Bank One seeks to have the Act stricken down as unconstitutional because the notice provisions of the Act fail to address prospective fiduciary appointments.
General rules of construction assume and presume that the legislature acted in a constitutional manner. See Clements v. Fashing, 457 U.S. 957, 963, 102 S.Ct. 2836, 2843-44, 73 L.Ed.2d 508 (1982) (plurality op.); Texas Pub. Bldg. Auth. v. Mattox, 686 S.W.2d 924, 927 (Tex.1985). Further, when the legislature enacts a law that affects a general class of persons, those persons have received procedural due process by the legislative process itself. See United States v. LULAC, 793 F.2d 636, 648 (5th Cir.1986). When the legislature enacts a statute, it thereby provides constructive notice of the statute’s provisions. See Regal Properties v. Donovitz, 479 S.W.2d 748, 750-51 (Tex.Civ.App.-Dallas 1972, writ ref’d n.r.e.). Accordingly, the testator was charged with notice of the Act. He could have avoided substitution of fiduciaries by so providing in his will. Because he did not amend his will to prohibit substitution, he effectively allowed substitution under the Act. In fact, the will’s language shows the testator contemplated the possibility of successor fiduciaries.

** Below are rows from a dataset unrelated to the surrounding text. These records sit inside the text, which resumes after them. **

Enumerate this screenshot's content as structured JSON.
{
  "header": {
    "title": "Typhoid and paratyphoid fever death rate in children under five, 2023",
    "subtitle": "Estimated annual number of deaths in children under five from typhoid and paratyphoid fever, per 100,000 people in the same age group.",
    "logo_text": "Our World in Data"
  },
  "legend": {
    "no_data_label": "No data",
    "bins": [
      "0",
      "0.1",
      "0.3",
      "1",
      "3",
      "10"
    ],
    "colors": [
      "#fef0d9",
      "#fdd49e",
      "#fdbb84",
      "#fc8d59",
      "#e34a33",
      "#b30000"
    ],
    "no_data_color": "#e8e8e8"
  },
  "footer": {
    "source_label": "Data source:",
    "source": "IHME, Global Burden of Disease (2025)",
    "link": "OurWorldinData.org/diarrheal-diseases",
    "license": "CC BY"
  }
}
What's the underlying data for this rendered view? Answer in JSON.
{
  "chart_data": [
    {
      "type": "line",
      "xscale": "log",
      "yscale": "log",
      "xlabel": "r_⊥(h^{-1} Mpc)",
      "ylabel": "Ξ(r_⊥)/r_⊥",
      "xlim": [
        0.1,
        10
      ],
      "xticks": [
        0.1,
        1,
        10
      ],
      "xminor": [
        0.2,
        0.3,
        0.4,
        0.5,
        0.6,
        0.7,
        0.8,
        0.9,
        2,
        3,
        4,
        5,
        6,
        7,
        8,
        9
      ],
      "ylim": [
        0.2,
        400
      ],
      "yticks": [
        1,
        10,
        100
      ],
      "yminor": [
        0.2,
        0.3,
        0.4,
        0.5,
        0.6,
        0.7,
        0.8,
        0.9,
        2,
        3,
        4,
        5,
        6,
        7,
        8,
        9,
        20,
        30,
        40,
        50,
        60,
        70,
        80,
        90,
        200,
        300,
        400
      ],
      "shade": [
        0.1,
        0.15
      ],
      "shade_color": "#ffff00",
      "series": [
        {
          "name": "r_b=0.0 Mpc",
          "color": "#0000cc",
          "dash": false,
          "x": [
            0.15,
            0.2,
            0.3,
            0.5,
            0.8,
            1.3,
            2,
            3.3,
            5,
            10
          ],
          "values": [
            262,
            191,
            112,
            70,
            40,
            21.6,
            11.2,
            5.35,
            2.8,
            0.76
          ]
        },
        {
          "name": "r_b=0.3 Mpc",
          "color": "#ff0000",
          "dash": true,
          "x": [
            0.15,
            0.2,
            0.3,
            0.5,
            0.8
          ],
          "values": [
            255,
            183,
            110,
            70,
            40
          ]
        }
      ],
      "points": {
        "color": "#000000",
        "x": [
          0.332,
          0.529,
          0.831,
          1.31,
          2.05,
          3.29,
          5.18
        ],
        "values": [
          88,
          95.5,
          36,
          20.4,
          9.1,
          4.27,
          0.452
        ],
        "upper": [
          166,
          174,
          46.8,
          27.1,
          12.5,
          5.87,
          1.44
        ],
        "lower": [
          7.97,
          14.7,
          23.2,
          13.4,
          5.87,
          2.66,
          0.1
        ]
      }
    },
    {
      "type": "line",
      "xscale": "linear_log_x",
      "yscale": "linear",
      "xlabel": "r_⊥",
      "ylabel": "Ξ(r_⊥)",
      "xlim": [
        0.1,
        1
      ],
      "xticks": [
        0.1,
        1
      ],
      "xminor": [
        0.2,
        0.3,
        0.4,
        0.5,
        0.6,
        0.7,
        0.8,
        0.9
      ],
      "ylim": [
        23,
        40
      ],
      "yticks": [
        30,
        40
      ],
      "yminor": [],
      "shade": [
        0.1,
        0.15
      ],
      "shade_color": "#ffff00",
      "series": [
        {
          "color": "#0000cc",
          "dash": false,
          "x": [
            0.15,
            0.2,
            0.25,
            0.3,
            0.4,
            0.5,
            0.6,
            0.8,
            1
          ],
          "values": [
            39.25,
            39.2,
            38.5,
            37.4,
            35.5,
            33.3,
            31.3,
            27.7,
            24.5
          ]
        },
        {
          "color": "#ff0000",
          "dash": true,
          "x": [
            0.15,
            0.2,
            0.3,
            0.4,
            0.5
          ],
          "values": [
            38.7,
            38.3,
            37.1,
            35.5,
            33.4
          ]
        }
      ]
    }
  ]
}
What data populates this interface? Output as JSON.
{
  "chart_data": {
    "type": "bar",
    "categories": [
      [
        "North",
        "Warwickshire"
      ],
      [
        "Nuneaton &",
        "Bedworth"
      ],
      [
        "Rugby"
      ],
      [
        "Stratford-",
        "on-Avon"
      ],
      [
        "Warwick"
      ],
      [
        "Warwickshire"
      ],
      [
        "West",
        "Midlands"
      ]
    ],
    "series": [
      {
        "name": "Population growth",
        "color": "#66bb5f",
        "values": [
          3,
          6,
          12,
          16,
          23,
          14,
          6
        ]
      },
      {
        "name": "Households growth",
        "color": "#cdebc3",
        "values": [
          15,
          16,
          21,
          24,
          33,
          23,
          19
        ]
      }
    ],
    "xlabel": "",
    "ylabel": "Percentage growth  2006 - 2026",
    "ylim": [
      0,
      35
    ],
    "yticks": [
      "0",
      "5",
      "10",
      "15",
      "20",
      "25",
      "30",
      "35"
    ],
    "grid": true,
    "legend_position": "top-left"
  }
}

The statute has been held to be constitutional. In re Estate of Touring, 775 S.W.2d 39 (Tex.App.—Houston [14th Dist.] 1989, no writ).
We overrule Bank One’s .points of error. We affirm the judgment of the probate court.

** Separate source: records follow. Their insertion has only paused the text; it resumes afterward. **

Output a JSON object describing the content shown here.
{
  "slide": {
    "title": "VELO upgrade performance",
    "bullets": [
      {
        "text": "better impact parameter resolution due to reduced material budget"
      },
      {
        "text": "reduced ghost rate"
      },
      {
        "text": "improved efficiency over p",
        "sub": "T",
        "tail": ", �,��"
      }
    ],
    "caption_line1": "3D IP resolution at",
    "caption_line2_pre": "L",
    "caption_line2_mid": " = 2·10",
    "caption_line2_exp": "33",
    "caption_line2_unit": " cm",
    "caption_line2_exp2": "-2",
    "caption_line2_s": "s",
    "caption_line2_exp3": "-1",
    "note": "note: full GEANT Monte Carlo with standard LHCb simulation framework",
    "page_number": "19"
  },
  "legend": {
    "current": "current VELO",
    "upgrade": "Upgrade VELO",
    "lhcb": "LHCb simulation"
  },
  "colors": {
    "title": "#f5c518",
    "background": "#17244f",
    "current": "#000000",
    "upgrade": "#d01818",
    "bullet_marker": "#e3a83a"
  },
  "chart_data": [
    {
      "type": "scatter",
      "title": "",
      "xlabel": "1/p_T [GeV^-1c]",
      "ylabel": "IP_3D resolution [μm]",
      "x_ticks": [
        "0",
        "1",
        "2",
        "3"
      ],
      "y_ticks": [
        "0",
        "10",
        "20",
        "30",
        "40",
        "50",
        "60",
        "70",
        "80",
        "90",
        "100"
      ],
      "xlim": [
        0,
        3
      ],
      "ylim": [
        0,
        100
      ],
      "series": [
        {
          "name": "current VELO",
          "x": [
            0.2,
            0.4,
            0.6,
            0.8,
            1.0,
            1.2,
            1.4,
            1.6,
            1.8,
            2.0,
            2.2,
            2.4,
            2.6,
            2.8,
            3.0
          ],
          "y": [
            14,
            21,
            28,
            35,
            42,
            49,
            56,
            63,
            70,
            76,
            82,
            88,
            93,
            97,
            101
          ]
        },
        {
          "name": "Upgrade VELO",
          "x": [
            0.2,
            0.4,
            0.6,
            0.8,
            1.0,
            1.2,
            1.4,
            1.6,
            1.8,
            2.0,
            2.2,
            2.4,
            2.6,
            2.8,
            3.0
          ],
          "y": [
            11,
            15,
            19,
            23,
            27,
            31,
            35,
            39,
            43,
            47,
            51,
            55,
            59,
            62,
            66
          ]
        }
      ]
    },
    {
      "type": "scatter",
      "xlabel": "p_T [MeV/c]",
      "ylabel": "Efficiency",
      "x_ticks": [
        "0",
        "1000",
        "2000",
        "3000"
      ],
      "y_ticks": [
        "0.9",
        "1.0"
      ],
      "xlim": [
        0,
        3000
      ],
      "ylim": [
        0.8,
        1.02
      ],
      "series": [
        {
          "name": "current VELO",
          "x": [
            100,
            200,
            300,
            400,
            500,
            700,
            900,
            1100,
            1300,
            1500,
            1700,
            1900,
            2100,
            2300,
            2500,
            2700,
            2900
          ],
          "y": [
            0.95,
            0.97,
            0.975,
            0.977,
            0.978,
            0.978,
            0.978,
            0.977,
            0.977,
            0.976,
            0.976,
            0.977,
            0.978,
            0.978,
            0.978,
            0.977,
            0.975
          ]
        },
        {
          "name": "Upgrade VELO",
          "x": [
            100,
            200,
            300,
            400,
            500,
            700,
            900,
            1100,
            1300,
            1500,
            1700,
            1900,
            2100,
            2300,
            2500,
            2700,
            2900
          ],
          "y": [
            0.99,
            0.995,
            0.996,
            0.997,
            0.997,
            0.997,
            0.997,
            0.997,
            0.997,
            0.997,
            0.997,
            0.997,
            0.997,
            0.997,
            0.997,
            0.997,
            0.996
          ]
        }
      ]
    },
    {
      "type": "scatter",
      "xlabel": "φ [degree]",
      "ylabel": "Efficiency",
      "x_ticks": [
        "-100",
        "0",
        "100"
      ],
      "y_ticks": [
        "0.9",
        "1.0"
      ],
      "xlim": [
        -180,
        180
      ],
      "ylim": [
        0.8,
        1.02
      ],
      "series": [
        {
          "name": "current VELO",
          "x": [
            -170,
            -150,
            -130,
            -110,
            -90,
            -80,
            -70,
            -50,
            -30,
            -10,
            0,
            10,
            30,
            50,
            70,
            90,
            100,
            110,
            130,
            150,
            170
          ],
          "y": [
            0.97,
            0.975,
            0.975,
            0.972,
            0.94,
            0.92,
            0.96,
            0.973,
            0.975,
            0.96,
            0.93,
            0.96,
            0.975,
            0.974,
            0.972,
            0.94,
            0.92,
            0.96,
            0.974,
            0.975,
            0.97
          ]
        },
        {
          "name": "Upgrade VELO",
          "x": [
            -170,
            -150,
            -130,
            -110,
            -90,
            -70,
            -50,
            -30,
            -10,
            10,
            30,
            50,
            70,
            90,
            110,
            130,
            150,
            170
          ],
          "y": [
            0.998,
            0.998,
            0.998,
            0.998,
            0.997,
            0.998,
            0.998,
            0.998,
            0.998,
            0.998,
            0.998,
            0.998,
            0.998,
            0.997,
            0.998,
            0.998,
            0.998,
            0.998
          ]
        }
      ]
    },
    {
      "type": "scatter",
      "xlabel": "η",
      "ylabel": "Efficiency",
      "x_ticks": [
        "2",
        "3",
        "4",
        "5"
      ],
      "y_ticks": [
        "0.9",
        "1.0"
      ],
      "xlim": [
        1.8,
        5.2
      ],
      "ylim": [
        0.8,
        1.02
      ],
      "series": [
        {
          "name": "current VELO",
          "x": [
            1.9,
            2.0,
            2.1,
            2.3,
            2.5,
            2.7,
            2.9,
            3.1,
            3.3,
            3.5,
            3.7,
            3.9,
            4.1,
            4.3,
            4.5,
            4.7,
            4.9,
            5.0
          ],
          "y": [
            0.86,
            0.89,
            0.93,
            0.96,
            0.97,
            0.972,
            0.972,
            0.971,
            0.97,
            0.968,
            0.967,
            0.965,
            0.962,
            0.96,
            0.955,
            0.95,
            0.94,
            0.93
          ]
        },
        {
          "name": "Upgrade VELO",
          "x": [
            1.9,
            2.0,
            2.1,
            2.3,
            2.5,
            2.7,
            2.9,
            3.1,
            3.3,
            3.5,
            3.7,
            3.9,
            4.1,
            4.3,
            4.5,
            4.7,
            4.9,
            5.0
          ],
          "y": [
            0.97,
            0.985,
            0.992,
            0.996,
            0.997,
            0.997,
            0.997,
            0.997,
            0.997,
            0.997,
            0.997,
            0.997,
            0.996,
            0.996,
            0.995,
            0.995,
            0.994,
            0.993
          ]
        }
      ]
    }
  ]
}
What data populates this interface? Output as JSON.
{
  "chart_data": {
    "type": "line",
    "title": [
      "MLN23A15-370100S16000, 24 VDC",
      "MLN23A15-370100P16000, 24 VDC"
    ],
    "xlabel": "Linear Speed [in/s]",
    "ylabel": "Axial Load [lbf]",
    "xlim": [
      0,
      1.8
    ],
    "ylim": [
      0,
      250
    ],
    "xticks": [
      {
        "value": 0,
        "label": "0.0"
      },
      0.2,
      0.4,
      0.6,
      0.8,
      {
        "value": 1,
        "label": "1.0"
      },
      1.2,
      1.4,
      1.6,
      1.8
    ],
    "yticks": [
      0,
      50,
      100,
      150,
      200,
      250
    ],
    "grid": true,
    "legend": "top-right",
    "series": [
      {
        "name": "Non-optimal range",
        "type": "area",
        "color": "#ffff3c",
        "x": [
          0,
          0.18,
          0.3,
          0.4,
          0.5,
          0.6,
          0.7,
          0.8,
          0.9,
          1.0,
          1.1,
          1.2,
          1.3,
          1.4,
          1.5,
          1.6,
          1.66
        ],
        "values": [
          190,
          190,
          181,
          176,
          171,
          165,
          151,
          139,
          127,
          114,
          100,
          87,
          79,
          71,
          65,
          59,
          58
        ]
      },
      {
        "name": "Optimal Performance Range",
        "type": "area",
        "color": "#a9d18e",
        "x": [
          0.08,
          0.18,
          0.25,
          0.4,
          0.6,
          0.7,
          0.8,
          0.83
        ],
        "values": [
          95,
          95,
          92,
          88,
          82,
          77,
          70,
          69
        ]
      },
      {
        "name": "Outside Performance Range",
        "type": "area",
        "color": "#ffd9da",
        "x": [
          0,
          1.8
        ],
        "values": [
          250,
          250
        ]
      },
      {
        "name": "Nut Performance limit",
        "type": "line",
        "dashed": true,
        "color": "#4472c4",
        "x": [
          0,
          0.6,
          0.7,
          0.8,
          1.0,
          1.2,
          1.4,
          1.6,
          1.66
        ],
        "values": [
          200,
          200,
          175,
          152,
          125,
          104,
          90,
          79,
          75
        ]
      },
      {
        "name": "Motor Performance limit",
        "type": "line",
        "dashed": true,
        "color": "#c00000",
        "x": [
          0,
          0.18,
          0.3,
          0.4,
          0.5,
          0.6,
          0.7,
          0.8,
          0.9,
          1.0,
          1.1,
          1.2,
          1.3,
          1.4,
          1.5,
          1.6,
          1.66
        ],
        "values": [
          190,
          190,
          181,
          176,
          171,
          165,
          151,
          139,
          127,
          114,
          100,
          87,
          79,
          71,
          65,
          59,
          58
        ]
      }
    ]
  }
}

. Bank One’s points of error:
1. The trial court erred ⅛ granting Ameri-trust’s motion for summary judgment.
2. The trial court erred in denying Bank One’s motion for summary judgment.
(a) The necessary affiliation required by the Act does not exist to allow Ameritrust to act as fiduciary in this case.
*519(b) Ameritrust cannot satisfy the specific requirements of the Act regarding prospective fiduciary appointments.
(c) Sections 2(d) and (e) of the Act cannot be construed to effect a substitution of Ameritrust as executor for MBank Dallas.
(d) Ameritrust could not accomplish substitution of prospective accounts under the provisions of the Act governing general transfers.
(e) If Ameritrust is substituted for MBank Dallas under the terms of the Act as written, the Act is unconstitutional under both the United States Constitution and the Texas Constitution.
(f)Construction of the Act to provide for automatic substitution of Ameritrust to prospective accounts on the effective date of the substitution agreement interferes with the FDIC’s ability to transfer unmatured accounts under the Bridge Bank Statute, 12 U.S.C. § 1821(n) and the purchase and assumption agreement transactions between FDIC, as receiver, and the various MBanks, and is preempted by federal law.
. “For a testament is of force after men are dead: otherwise it is of no strength at all while the testator liveth.” Hebrews 9:17 (King James).